At PharmaServ, We make cloud software, data, and professional services for our customers, and our customers are people who make medicines, people who import them, and people who distribute them, and we help them bring those medicines to the market (ultimately to the right patients).
We are a multi-line product company, and our flagship product is the PharmaServ Field Service App which essentially, is a sales workflow-support software that manages sales and medical detailing operations as well as front- and back-office activities of sales teams and sales managers in low-resource settings. With PharmaServ, common data architecture, sales, medical, accounting, and marketing teams can work together in a more coordinated, customer-centric, and productive way
How did you leverage technology through pharmaceutical marketing driven in Nigeria?

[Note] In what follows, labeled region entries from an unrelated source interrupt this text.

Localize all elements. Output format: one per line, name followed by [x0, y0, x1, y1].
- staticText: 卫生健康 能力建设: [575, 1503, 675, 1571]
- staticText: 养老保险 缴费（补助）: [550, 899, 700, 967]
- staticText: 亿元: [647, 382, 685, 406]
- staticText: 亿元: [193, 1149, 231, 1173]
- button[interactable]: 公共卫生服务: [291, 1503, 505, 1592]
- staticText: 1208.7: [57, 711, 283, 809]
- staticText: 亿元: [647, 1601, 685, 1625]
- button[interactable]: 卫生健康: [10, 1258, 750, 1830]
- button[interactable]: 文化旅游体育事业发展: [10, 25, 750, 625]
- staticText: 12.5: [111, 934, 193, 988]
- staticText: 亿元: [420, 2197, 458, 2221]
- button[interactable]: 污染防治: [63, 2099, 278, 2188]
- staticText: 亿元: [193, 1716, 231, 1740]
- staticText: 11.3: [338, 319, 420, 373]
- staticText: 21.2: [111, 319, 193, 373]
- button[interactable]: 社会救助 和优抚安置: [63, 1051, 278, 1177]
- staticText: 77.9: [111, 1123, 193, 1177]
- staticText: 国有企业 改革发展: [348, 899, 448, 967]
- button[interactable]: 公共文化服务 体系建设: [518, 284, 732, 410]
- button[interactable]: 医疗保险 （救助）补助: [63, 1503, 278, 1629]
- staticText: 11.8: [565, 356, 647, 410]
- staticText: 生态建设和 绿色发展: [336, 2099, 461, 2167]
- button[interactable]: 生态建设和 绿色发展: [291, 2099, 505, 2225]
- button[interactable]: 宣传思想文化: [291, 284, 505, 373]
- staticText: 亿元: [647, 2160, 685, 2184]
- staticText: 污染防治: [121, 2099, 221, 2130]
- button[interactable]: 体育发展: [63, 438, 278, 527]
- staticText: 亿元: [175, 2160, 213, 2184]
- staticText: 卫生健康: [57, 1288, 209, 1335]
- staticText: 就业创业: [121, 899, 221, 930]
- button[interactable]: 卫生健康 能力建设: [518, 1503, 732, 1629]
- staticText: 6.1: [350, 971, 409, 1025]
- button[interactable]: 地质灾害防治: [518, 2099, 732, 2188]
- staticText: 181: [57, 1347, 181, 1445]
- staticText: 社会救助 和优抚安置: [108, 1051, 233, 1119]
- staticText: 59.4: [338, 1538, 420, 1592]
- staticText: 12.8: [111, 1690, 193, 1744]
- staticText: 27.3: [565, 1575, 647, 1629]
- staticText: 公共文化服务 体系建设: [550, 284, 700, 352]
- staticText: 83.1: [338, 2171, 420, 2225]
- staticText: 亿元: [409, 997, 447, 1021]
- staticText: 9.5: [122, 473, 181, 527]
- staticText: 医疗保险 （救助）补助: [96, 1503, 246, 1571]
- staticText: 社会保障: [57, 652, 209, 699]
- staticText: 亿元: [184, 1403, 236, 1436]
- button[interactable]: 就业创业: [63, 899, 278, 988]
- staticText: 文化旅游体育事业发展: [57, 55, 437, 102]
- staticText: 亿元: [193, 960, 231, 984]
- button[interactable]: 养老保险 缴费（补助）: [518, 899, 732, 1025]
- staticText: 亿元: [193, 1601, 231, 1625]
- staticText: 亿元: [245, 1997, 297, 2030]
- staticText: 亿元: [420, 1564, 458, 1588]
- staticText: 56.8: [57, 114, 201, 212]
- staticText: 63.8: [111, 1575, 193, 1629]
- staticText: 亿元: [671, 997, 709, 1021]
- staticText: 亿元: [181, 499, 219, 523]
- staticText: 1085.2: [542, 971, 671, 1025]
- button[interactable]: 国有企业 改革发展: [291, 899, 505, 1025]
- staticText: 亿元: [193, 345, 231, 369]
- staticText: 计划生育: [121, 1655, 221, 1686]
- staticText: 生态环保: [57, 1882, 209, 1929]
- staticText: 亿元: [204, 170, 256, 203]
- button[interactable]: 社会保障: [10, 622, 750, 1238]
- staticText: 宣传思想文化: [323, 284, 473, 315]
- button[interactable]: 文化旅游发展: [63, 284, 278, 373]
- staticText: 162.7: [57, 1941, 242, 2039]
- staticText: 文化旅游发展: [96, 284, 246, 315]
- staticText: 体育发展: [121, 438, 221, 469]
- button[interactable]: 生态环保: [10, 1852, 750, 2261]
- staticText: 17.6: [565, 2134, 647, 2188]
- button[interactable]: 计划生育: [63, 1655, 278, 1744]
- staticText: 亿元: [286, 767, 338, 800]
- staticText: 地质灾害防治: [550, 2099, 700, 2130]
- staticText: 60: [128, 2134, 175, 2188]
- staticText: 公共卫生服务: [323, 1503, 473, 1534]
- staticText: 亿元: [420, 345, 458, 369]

”My opinion is that marketing practice here in Nigeria is pretty much very traditional – there are no prescribed standards across different tiers of businesses, and nobody knows what comes from who, and where. Yes, on the individual level.”
We have the best talents to carry out most of these activities but the lack of basic infrastructure is inhibiting the opportunities the market presents. This also provides an enormous commercial opportunity for digital infrastructure providers like us to innovate within this vertical, and build tools that will supercharge sales and marketing efforts across the pharmaceutical value chain.
”It is also worth to note that, that there is an emerging generation that will be sitting in key positions in most of these traditional companies in the next five to fifteen years time. These are people who spend most of their time surfing the Internet or who grew up with cell phones and e-mail.”
”So the new winners in the market will be technology-enabled businesses, and I will keep on saying that “the market is not what it is, the market is what it can be”.
Are you in partnership with the industry players?
Yes, we have several partners in both the Nigeria market and other West African markets. We recently secured a pilot program with a leading pharmaceutical company in the francophone West African market.
That also enabled us to internationalize our software with multiple languages and currencies. We have a strong African Mandate! By default, building in low-income countries comes with an avalanche of challenges. And one of the most prominent ones is “LACK OF TRUST” towards startups like us. Especially when you are selling to mid-sized and big companies it can be super difficult even after getting a buy-in from the top executive, you have to still convince the management team.
What are some of the challenges facing the use of technology in sales management especially in Nigeria?
For the past few years, we have seen a rise in the adoption of software tools across companies of different sizes. Companies are adopting low and high-tech solutions to streamline their business processes and improve productivity.
”However, adoption in the pharma sector is relatively slow when compared to other industries like the financial service sector, this can be attributed to the use of legacy systems and heavily manual processes in the pharma industry. Companies that use commercial technology tools like PharmaServ Field Service for pharmacy sales have seen a rapid reduction in their administrative burden which has enabled its teams to easily share best practices between territories and markets. ”
”Some other benefits are their reps have reduced the time it takes to negotiate orders, which speeds up the processing and gets drugs to pharmacies more quickly. They can now optimize the order price more effectively as discount calculations are already pre-loaded into the system, making the complete order process from capture to delivery seamless and efficient.”